Reflections on the challenges of asking normative questions about the digital society we want

New date: 11:00 - 12:00 Thursday 1 May, online

The ESRC Digital Good Network asks what a good digital society looks like and how we get there. We take as our starting point the substantial critiques of contemporary digital deployments offered by social scientists, humanities scholars, and digital rights advocates and activists. We acknowledge the rich empirical evidence of problems raised by, for example, social media platforms, biometric surveillance tools, and generative AI. In surveying these critiques, the contours of the digital society we don't want become clear. However, whilst mapping these contours is vital, it is only a start. The Digital Good Network takes the next analytic step, inspired by a vein of scholarship that challenges us to imagine more desirable futures (eg Benjamin 2024). In other words, we pivot from the question 'what digital society don't we want?' to 'what kind of digital society do we want, and how do we get there?'.

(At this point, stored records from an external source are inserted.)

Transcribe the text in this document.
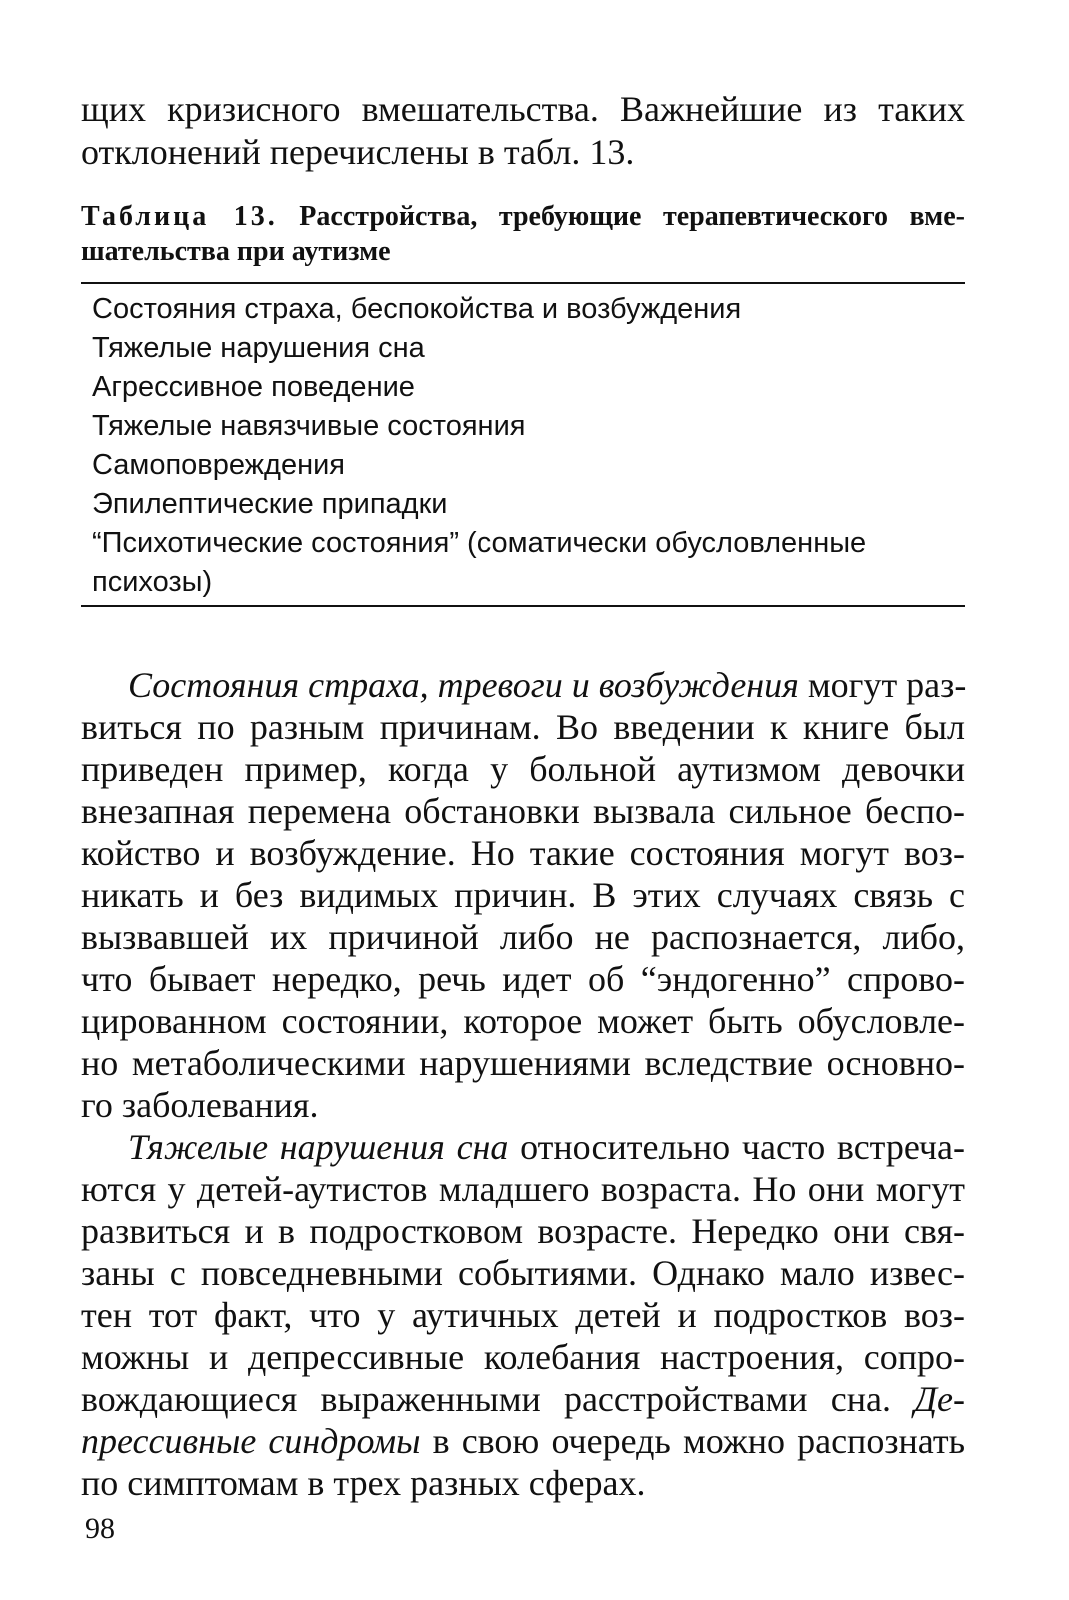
щих кризисного вмешательства. Важнейшие из таких
отклонений перечислены в табл. 13.
Таблица 13. Расстройства, требующие терапевтического вме-
шательства при аутизме
Состояния страха, беспокойства и возбуждения
Тяжелые нарушения сна
Агрессивное поведение
Тяжелые навязчивые состояния
Самоповреждения
Эпилептические припадки
“Психотические состояния” (соматически обусловленные психозы)
Состояния страха, тревоги и возбуждения могут раз-
виться по разным причинам. Во введении к книге был
приведен пример, когда у больной аутизмом девочки
внезапная перемена обстановки вызвала сильное беспо-
койство и возбуждение. Но такие состояния могут воз-
никать и без видимых причин. В этих случаях связь с
вызвавшей их причиной либо не распознается, либо,
что бывает нередко, речь идет об “эндогенно” спрово-
цированном состоянии, которое может быть обусловле-
но метаболическими нарушениями вследствие основно-
го заболевания.
Тяжелые нарушения сна относительно часто встреча-
ются у детей-аутистов младшего возраста. Но они могут
развиться и в подростковом возрасте. Нередко они свя-
заны с повседневными событиями. Однако мало извес-
тен тот факт, что у аутичных детей и подростков воз-
можны и депрессивные колебания настроения, сопро-
вождающиеся выраженными расстройствами сна. Де-
прессивные синдромы в свою очередь можно распознать
по симптомам в трех разных сферах.
98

Over the past two years, we have funded research, trained researchers, and connected with stakeholders, in pursuit of answering these questions. At this juncture in our network's life, in this presentation, we reflect on some of the challenges that arise when asking normative questions like ours. We focus on what we see as aligned concepts - hope, promise, imagination - on good societies past, future and present, and on questions of language, noting that the term ‘good’ is highly contested.

We reflect on the convening power of the core terms we use, on their use as heuristics, and on category errors - or whether journeying towards a better digital society is more important than challenging whether it is possible.